Our long national nightmare is over.
Yes folks, Elvis Cole is back. And with big ups to President Ford, the wait since Robert Crais delivered The Last Detective has been, well, both long and nightmarish. And things weren't all rosy for the World's Greatest Detective, either. We remembered. We waited.
The Forgotten Man, is the tenth (!) entry in the continuing tale of the afore-mentioned private eye, and is easily the most intense on various levels. What Crais accomplishes in this book will be discussed beyond the normal news cycle for such things, this much is certain. The Last Detective was Top 5 on the New York Times list, so the round is chambered, and the safety is off. This book should ignite in the marketplace.
We are reunited with Our Hero in the middle of the night, as he is awakened by a phone call. Informed by the police a man has been found, shot dead in an alley, and his final words spoke to a desire to find his son, one Elvis Cole. That on the body were clippings related to Elvis' big case a while back. We are reminded Elvis never knew his father. Cole's life wasn't that great before the phone rang, and clearly it's not going to improve anytime soon.
And thus Crais skillfully brings us forward and back--into the crazed violence of events populating the "big case" in The Last Detective, and left Elvis in such a state as this. Those new to his writing, have no fear, you will feel fully informed in short order. And then hang on to something.
As Elvis gets into the new case, we are of course re-introduced to Joe Pike, Cole's enigmatic partner, radiating both menace and calm. We like to think Crais honors the tradition of the sidekick with Joe Pike. That's tradition, not cliche'. Not to mention that Crais has spent an incredible amount of time, and most of L. A. Requiem, giving full voice to Pike as a core value of the series. And we are re-introduced to Carol Starkey, first seen in Demolition Angel, and fast becoming vital to this series as well. The voice with which Crais writes her scenes is full of grit and honey. She is a great character and brings the series a fresh breath. There are numerous scenes with Starkey where the empathetic reader will nearly ache for her, she's written that well.
Pike and Starkey pitch in to help Elvis deal with the possibilities this case presents, and they are many. Elvis had a very organized mythology about his unknown father, and the idea that lying on a slab in the morgue might be the icon of that mythology, and could either codify or explode that mythology, staggers him.
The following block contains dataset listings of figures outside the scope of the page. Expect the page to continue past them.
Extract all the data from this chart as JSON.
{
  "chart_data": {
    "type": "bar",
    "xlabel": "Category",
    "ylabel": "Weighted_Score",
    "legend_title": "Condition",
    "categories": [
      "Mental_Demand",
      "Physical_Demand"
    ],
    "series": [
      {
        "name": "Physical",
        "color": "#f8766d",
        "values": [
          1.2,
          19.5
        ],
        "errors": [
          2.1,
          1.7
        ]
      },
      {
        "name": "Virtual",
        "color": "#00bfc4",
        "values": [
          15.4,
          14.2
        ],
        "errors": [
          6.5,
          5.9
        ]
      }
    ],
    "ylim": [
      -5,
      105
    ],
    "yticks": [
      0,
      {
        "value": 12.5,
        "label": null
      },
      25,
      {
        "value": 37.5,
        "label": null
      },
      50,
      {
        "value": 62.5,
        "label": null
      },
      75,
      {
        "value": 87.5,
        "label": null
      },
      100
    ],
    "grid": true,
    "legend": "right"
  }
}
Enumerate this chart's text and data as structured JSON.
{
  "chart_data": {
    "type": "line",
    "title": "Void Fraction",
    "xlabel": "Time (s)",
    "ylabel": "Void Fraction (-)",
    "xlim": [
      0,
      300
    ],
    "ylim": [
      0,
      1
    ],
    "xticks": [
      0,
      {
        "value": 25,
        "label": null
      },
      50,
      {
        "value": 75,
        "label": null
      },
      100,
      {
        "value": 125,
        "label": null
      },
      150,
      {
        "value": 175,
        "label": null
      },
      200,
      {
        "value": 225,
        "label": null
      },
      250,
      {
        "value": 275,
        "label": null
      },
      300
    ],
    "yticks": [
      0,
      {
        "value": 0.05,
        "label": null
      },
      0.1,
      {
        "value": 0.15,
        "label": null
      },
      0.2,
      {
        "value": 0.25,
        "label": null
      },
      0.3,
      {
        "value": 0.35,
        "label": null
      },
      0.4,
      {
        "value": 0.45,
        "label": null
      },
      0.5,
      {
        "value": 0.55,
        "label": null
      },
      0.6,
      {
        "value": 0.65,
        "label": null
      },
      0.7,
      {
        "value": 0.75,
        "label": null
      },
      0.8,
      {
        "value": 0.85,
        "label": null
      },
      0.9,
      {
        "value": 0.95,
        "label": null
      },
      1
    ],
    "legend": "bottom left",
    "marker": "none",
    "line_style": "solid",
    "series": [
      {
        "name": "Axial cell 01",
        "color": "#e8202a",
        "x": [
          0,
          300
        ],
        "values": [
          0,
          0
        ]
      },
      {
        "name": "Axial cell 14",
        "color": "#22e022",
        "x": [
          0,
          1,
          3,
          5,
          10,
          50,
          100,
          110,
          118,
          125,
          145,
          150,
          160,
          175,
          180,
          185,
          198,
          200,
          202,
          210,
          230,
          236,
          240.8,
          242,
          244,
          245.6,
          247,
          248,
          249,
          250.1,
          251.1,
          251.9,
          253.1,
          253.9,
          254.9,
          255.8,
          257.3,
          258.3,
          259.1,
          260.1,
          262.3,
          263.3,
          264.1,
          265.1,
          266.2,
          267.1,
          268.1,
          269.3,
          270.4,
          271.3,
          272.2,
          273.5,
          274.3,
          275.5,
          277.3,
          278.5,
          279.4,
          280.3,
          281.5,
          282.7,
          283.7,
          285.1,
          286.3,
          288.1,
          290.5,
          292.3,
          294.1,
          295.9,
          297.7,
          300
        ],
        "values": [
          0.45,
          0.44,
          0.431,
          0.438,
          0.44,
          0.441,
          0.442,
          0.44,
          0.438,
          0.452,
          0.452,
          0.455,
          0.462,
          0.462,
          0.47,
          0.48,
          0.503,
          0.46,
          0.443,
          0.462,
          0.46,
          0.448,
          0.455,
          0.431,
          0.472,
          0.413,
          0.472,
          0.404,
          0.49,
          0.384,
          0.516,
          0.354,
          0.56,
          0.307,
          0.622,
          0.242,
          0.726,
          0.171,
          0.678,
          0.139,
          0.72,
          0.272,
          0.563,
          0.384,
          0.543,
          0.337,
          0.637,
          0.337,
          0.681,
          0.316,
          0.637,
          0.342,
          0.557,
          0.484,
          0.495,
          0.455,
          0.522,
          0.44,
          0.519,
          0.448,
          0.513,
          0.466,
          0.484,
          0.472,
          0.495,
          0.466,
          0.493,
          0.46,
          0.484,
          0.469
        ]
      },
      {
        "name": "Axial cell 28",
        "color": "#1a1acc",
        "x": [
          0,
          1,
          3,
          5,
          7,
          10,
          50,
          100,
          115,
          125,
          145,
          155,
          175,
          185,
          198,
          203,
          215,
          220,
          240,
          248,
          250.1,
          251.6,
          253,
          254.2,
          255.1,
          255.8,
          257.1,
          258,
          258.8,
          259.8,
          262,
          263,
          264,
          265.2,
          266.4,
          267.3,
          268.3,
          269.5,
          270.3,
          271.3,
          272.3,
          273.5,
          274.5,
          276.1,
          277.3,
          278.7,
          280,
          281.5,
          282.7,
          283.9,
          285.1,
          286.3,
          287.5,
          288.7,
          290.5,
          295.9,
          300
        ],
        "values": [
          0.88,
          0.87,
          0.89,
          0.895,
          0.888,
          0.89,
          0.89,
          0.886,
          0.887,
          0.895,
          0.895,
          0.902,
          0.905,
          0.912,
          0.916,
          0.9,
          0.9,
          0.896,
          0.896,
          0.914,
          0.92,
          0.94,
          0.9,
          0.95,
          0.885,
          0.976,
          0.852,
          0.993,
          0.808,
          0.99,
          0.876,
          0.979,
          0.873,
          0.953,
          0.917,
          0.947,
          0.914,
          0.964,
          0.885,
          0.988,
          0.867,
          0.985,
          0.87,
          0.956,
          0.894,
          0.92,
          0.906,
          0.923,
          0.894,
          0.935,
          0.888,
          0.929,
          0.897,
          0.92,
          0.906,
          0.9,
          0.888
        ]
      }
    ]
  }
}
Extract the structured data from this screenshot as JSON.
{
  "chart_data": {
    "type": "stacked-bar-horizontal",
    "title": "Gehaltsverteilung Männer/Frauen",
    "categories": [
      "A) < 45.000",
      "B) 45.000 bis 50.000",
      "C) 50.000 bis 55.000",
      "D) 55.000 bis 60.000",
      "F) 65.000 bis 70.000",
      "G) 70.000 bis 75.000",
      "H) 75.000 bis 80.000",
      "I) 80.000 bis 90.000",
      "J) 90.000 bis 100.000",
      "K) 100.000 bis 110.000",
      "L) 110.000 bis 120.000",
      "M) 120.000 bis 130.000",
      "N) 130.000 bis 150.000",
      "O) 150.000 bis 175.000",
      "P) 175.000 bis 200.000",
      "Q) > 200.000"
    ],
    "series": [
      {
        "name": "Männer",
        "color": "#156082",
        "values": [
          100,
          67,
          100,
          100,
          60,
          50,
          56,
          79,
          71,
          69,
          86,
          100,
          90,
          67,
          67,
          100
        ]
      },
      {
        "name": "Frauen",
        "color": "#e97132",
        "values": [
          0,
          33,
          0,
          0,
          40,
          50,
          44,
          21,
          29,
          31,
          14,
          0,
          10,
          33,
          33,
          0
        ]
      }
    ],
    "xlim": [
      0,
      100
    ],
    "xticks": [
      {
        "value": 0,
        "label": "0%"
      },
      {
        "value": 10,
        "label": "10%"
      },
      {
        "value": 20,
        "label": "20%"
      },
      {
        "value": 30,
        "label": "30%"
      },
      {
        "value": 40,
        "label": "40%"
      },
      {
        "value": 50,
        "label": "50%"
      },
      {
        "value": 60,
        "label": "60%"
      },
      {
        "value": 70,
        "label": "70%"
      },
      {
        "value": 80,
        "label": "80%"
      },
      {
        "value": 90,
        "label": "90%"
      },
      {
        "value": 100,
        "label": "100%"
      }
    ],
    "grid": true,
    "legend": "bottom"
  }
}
Crais brings us to a point where we realize that, hey, we really don't know that much about Elvis' youth. We've known just enough, but it's limited. The soul of The Forgotten Man is the light Crais shines on young Elvis' quest to find his father. We meet people are vital to what Cole has become, and some of them play a role in the book's current events as well, so that's fun.
Over the course of the last three books, Crais has been taking Elvis down a pretty dark road. The first few books in the series were more of the straight-ahead variety. Massively entertaining, laugh-out-loud funny in places, action-packed and dialogue-smart. Then, as we moved into Indigo Slam and Sunset Express, it was clear Crais wasn't content in that place, that he was going to challenge us, and we'd best keep up.
With the last three books, he's shifting the borders of the PI novel. Crais' game has benefited much from the long break between L. A. Requiem and The Last Detective, when he wrote stand-alone best-sellers Demolition Angel and Hostage. The freedom gained from working outside the genre, plus the clout the success of the stand-alones brought, has allowed him to seamlessly push genre limits.
We go deep into the story of Elvis, the youngster who saturated a road-weary carnival crew with his lost-boy energy as he searched for his father, believed to be a vagabond performer. We forget the web of homicidal deviation Crais is weaving in a separate narrative. But when we are brought back, it's with a series of jolts that refresh our memories of the potential darkness of the human heart. It becomes clear early on that Elvis is hunting a psychopath, and it doesn't take too long for the tables to turn him, unknowingly, from hunter to hunted.
Lest you think this all sounds too morose, think again. The things that have become tradition in Elvisland---the investigational set-pieces, the snappy banter between Elvis and pretty much everyone---they are here, and they are better than ever. The shadings Crais has given to his characters over the course of nearly 20 years give more resonance to the humor. It becomes an island in a sea of relentless narrative propulsion.
So, let's talk about the end. When you read it, you can almost picture Crais wiping the sweat from his own brow. It's breakneck fiction at its prime, and will make for you a happy prison until you finish. And it's made more real by the interludes that come before it, the heartbreaking recollections of Elvis' young life. The way Crais' weaves the two concepts together is startling.
The Forgotten Man is the first great mystery novel of 2005. I can't imagine many more joining its rarified air. Crais has evolved and matured as a writer in a way that connects with the central nervous system of the reader, and to that, I must simply quote another Elvis and say--thank you very much!